Zijn enige hoop lag bij het effectieve jager-scherm dat boven de vloot rondcirkelde. Veel toestellen van de Hornet slaagden er niet in de vijand te vinden, maar een gecombineerde aanval van 41 Douglas TBD’s om 10:18 uur werd effectief afgeslagen. Er gingen 35 Amerikaanse vliegtuigen verloren.

Dat had de Japanse jagers echter tot op zeeniveau naar beneden gelokt, zodat de erop volgende golf van 49 duikbommenwerpers vrij spel had. De dicht bij elkaar varende Akagi, Kaga en Soryu incasseerden respectievelijk twee, vier en drie zware voltreffers. De dekken stonden vol vliegtuigen met volle tanks en alledrie de carriers stonden in een mum van tijd in lichterlaaie en zonken kort erop.

De Hiryu voer iets verder in de achterhoede en bleef bij de eerste aanvalsgolf buiten schot. Het schip bracht torpedobommenwerpers de lucht in, die de Yorktown vonden op het moment dat daar de eerste duikbommenwerpers terugkeerden. De Japanse aanvallers werden gedecimeerd door het jager-scherm, maar wisten het vliegdekschip driemaal te raken.

Om 12:20 uur kwam het schip brandend stil te liggen, maar maakte even later weer stoom. Beide vloten waren nu 200 km van elkaar verwijderd. Een tweede aanvalsgolf van de Hiryu boekte om 14:45 uur twee torpedotreffers. De Yorktown werd verlaten, maar weigerde te zinken en werd op sleeptouw genomen.

De laatste aanval bij Midway

Opnieuw stuurden de Enterprise en de Hornet hun afgematte vliegers de lucht in. Veertig Douglas SBD’s maakten een einde aan de Hiryu. Vier bommen verwoestten zijn vliegdek en vier andere beschadigden de romp. Het schip werd opgegeven en door eigen bemanning tot zinken gebracht.

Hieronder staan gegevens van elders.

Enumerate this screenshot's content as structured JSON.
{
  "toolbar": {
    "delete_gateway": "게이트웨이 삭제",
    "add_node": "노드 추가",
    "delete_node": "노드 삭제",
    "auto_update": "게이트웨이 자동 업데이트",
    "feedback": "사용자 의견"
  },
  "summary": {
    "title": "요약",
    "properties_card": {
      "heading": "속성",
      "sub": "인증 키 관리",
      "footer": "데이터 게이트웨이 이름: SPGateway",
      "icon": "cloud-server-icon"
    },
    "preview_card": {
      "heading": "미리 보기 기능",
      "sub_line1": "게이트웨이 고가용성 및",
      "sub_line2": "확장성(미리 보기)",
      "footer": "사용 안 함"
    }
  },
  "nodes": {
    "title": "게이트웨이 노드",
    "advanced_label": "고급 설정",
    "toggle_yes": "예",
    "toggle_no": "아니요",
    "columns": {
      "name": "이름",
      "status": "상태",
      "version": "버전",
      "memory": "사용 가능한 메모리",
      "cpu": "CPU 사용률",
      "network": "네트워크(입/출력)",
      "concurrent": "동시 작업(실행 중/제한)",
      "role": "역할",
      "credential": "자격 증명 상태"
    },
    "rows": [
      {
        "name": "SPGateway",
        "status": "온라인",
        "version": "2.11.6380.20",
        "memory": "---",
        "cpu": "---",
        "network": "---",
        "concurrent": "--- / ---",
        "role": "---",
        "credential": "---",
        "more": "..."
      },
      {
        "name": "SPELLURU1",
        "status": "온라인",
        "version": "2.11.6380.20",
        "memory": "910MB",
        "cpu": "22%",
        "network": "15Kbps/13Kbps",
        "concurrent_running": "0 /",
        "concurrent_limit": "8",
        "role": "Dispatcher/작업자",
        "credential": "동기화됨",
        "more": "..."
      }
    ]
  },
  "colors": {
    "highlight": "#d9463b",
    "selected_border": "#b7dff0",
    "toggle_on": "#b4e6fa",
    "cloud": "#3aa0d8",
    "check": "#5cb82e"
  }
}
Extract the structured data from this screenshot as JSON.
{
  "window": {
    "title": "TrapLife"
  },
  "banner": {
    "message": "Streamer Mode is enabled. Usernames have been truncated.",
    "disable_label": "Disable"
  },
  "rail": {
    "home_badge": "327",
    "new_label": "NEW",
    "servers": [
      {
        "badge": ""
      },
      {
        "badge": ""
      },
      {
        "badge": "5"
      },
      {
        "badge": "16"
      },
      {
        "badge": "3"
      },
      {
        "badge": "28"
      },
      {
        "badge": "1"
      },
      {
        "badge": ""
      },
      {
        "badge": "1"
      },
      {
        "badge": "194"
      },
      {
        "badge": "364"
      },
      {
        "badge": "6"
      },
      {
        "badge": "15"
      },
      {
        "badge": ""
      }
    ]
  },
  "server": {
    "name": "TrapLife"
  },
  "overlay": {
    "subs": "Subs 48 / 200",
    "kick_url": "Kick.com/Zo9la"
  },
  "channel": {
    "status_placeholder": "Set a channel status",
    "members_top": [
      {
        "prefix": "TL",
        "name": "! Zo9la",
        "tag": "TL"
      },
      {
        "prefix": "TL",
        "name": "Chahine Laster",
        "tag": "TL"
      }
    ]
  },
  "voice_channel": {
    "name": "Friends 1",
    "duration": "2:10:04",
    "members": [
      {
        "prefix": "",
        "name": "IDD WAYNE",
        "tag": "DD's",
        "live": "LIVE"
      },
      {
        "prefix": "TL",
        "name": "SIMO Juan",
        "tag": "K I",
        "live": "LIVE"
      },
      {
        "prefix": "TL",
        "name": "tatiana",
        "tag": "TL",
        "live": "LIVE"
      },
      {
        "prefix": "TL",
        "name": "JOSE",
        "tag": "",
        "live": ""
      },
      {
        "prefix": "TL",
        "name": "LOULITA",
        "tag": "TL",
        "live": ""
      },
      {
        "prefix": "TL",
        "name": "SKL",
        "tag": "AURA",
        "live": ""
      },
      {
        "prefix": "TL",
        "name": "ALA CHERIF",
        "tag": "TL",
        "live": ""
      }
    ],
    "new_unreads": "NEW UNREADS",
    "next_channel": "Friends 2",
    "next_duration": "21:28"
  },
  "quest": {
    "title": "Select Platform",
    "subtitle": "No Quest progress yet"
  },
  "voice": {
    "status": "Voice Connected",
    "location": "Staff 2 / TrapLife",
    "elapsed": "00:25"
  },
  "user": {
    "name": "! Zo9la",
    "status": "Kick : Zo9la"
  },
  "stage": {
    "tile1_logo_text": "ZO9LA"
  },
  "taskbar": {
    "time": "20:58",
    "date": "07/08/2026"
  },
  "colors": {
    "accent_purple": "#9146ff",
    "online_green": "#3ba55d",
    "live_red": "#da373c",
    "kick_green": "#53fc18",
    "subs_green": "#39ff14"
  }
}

De Yorktown werd door onderzeeboot-torpedo’s tot zinken gebracht terwijl ze naar huis gesleept werd. Dat verlies en de ondergang van de eerste torpedobommenwerpers vormden de enige smet op de Amerikaanse zege.

Er waren elf slagschepen in de buurt, maar de slag werd volledig uitgevochten en bepaald door vliegdekschepen. De opmars van de overmoedige Japanners was tot stilstand gebracht.

Binnen zes maanden na Pearl Harbor lagen vier van de zes Japanse carriers die aan de aanval hadden deelgenomen, op de bodem van de Stille Oceaan en moest het Japanse opperbevel het plan om Australië te isoleren, laten varen.